The Public Security Examination Commission has decided to keep the Aum Shinrikyo cult under surveillance for another three years, sources said.
The Public Security Investigation Agency has asked the commission to extend the surveillance period beyond Jan. 31, when the current surveillance authority lapses. It believes that the cult, which launched a fatal gas attack on the Tokyo subway system in 1995, is still a threat to the public and is capable of indiscriminate mass murder.
The commission is headed by Kozo Fujita, a former Hiroshima High Court president. It is discussing in detail its decision and is expected to make a formal decision as early as Monday. The decision will be announced in the government gazette at the end of January.
The cult, renamed Aleph in January 2000, is considered likely to file a lawsuit with the Tokyo District Court demanding a revocation of the extension if it is made official.
The Public Security Investigation Agency asked the security commission on Dec. 2 for permission to extend the surveillance.
The agency argued that Aum founder Chizuo Matsumoto, accused of masterminding the sarin gas attack on the subway system and currently jailed while on trial, still wields power over the cult and can order indiscriminate mass killings.
Aleph is currently headed by Fumihiro Joyu, a former senior Aum official.
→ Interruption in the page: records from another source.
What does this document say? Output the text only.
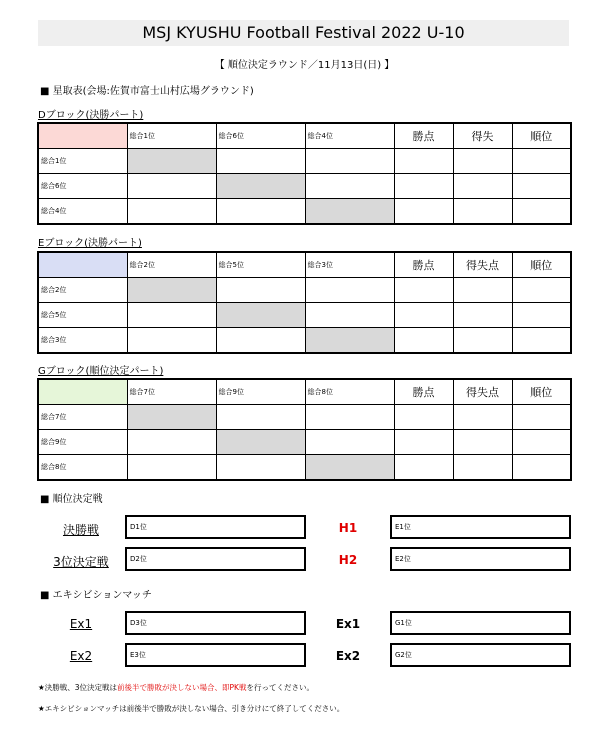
MSJ KYUSHU Football Festival 2022 U-10
【 順位決定ラウンド／11月13日(日) 】
■ 星取表(会場:佐賀市富士山村広場グラウンド)
Dブロック(決勝パート)
	総合1位	総合6位	総合4位	勝点	得失	順位
総合1位						
総合6位						
総合4位						
Eブロック(決勝パート)
	総合2位	総合5位	総合3位	勝点	得失点	順位
総合2位						
総合5位						
総合3位						
Gブロック(順位決定パート)
	総合7位	総合9位	総合8位	勝点	得失点	順位
総合7位						
総合9位						
総合8位						
■ 順位決定戦
決勝戦	D1位	H1	E1位
3位決定戦	D2位	H2	E2位
■ エキシビションマッチ
Ex1	D3位	Ex1	G1位
Ex2	E3位	Ex2	G2位
★決勝戦、3位決定戦は前後半で勝敗が決しない場合、即PK戦を行ってください。
★エキシビションマッチは前後半で勝敗が決しない場合、引き分けにて終了してください。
The agency also argued that high-ranking cultists, including Joyu, who were senior members at the time of the subway attack, are still active. It added that Aum advocated a secret doctrine ordering followers to kill.
Acting under the current surveillance authority, the agency has kept 88 Aum facilities in 16 prefectures under watch since February 2000. It has submitted some 400 pieces of evidence to support its belief that the sect remains a threat.
Aleph filed a petition on Dec. 24 with the security commission asking it to reject the surveillance extension. On Jan. 8, Joyu met with members of the security commission at the Justice Ministry in a closed hearing and argued that his group no longer poses the threat of mass killings.
In making its case, the group said it has taken steps to prevent a repeat of such an attack and the surveillance has outlived its usefulness.
Matsumoto, 47, is commonly known as Shoko Asahara. He has been on trial since April 1996 for his role in the March 20, 1995, subway attack that left 12 people dead and thousands injured, as well as for other crimes attributed to Aum. He denies the charges.